“There is a sacredness in tears. They are not the mark of weakness, but of power. They speak more eloquently than ten thousand tongues. They are messengers of overwhelming grief…and unspeakable love.” – Washington Irving
As Kumagi walks through his town, he stares in wonder at the destruction around him.
“Is it real or is it a movie?” he wonders. “I wish this were just a movie and it would end.”
I know the analogy all too well. I said the exact same thing as I saw medical personnel hover around my unconscious son. As I watched my dying son being attended to, I had to look from person to person, wondering if this was actually happening. There were no tears and screams. I just stood there , dumbfounded unable to move.
I cannot imagine the horror that these survivors feel right now. They are surrounded by multiple crises.
The Japanese people are slowly returning to their ravaged homes to sift through the rubble and see what they can salvage. Sadly, there is nothing but destruction as far as the eye can see. But they pick up pieces here and there, even cleaning the mess around their homes. It is therapeutic to do so, as if doing so can bring some normal semblance to reality. It is part of the healing process.
Nakamura said he hopes the government can do more to help them cope with the enormity of the disaster.

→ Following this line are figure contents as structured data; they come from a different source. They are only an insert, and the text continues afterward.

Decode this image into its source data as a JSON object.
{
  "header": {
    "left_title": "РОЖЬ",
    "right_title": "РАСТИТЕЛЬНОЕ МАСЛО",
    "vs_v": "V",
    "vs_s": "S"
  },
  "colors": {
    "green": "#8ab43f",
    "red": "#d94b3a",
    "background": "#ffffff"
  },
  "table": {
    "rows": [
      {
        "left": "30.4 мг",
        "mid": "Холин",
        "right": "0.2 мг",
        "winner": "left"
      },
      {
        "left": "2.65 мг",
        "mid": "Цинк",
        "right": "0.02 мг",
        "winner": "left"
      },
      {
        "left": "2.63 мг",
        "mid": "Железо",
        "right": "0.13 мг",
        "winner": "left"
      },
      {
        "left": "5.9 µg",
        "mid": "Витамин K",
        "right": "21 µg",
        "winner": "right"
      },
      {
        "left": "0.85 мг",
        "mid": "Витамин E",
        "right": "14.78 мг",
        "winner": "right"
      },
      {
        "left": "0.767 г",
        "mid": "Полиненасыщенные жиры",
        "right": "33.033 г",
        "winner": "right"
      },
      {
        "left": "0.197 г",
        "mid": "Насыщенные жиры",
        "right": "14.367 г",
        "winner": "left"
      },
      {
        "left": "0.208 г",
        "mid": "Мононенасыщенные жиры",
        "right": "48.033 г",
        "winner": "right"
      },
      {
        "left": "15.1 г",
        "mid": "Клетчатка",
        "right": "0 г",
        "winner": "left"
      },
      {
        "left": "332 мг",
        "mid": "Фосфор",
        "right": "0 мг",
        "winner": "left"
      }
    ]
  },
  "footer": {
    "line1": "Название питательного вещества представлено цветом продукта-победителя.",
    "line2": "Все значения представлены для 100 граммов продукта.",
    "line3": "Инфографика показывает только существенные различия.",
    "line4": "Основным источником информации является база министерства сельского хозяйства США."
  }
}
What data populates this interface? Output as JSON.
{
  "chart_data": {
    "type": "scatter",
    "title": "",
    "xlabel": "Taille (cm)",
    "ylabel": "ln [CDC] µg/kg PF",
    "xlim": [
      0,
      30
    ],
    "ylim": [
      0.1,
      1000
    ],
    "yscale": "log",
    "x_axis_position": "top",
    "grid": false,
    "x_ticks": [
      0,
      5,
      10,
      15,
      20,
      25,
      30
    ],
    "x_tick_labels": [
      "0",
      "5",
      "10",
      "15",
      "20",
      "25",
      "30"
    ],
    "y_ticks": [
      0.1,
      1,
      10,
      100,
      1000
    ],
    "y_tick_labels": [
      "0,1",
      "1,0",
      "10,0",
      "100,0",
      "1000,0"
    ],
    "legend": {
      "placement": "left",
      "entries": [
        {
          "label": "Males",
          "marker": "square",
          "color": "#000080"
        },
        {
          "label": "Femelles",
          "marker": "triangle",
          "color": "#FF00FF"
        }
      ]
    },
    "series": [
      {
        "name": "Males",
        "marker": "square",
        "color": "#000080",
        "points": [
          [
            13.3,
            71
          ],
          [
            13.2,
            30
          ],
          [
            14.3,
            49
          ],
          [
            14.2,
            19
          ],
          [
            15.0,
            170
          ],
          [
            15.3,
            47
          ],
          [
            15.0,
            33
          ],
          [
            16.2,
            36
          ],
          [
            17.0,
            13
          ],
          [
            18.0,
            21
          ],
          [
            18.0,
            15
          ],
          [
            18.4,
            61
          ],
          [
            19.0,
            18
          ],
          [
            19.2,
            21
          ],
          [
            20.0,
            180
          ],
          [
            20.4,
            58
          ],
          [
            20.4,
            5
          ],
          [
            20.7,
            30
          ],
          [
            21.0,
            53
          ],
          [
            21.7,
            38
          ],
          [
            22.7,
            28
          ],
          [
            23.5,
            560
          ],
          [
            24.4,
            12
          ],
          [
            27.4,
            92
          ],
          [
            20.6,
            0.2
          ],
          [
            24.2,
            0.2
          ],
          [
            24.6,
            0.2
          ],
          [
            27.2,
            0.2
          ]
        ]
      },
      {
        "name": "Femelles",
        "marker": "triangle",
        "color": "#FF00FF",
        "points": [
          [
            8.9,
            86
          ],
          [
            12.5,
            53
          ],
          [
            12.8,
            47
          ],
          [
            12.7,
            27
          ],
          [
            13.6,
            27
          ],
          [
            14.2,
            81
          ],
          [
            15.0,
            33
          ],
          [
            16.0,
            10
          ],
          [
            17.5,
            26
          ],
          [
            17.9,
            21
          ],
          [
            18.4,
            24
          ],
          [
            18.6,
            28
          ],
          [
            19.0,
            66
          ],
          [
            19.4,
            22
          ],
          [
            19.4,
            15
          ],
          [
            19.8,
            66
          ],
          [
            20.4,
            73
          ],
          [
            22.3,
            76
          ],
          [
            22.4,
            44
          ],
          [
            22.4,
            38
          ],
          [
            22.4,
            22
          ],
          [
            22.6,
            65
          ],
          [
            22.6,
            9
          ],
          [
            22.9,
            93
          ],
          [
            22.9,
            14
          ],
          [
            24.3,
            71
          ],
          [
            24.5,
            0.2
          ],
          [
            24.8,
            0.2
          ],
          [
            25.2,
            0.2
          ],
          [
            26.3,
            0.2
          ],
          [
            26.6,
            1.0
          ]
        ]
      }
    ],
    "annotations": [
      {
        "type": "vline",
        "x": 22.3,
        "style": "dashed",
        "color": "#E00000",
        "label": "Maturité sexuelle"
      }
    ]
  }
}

““I really don’t know what we can do. But when a disaster is this big, everybody needs help so we can’t really ask for individual help. But a few officials are here today, so we’ll discuss things with them and think of the next step and somehow survive,” he said, wiping away his tears.
These survivors of the deadly 8.9-magnitude earthquake and subsequent tsunami are coping with multiple crises: loss of family members, loss of homes, fear about radiation exposure.
Media keeps portraying them as “stoical way its people cope with unimaginable adversity.”
A woman weeps quietly but covers her face to hide her emotions from the prying camera. She was looking for her mother’s house, but its gone, along with half her town.
I think we should not judge how these survivors feel. Really how can you tell what is on their mind.
There’s no anger, no blame, she feels no need to highlight what a personal tragedy this clearly is.
Even if they look composed, they are grieving inside. There is nothing wrong about keeping these feelings in check because that is their process. Ben, another survivor points out there is no time for grief. In such a time of an unimaginable disaster, they have not yet had the time to feel grief, sadness and anger. Displaying no emotions is also part of the grief process under “denial”, where feelings are numbed to be able to function. It is a normal body response to adjust to the newfound reality. The feelings of anger and extreme sadness will follow after the body adjusts to the impact of the loss.
Western news team search the wreckage for images of fear and anguish, for outrage and despair, but the Japanese survivors turn their faces away and cover their eyes if they weep.
This extraordinary stoicism can be summed up by the Japanese word gaman, a concept that defies easy translation but broadly means calm forbearance, perseverance and poise in the face of adverse events beyond one’s control.
Gaman is part of the glue that holds Japanese society together, a way of thought instilled from an early age. It implies self-restraint, suffering in silence, denying oneself gratification and self-expression to fit in with the greater good. It signifies self-denial, solidarity and a certain patient fatalism.
Let us remember that grief is a necessary and ultimately healthy process. Unfortunately, people who lose family and friends to disasters may be at an increased risk of a disorder known as traumatic or complicated grief.
The thing is experts fear widespread post-traumatic stress disorder (PTSD) among survivors in Japan’s devastating earthquake and tsunami.
Dr. Rey Lesaca, a psychiatrist for 34 years, believes there is no such thing as being strong in a post traumatic stress disorder. It will happen to survivors whether they like it or not. “Symptoms of PTSD include anxiety, palpitations, clammy hands, shaking/shivering, insomnia, bouts of crying. This is an emotional, mental, psychological disorder as well as biological imbalance.”
Ai Matsuhashi is showing signs of post-traumatic shock. “I can’t sleep. I feel like the world is shaking all the time. I heard that is normal after a big earthquake, but I’m still worried.”
Indeed they are coping in ways that some find hard to relate to: with deep sadness, but without loud wailing or anger. Even if the Japanese are known for their resiliency I can only hope they are given the needed assistance as they embark on their new reality.
My heart goes out to everyone in Japan. I know you will be able to bounce back but I know too, that it is not an easy journey.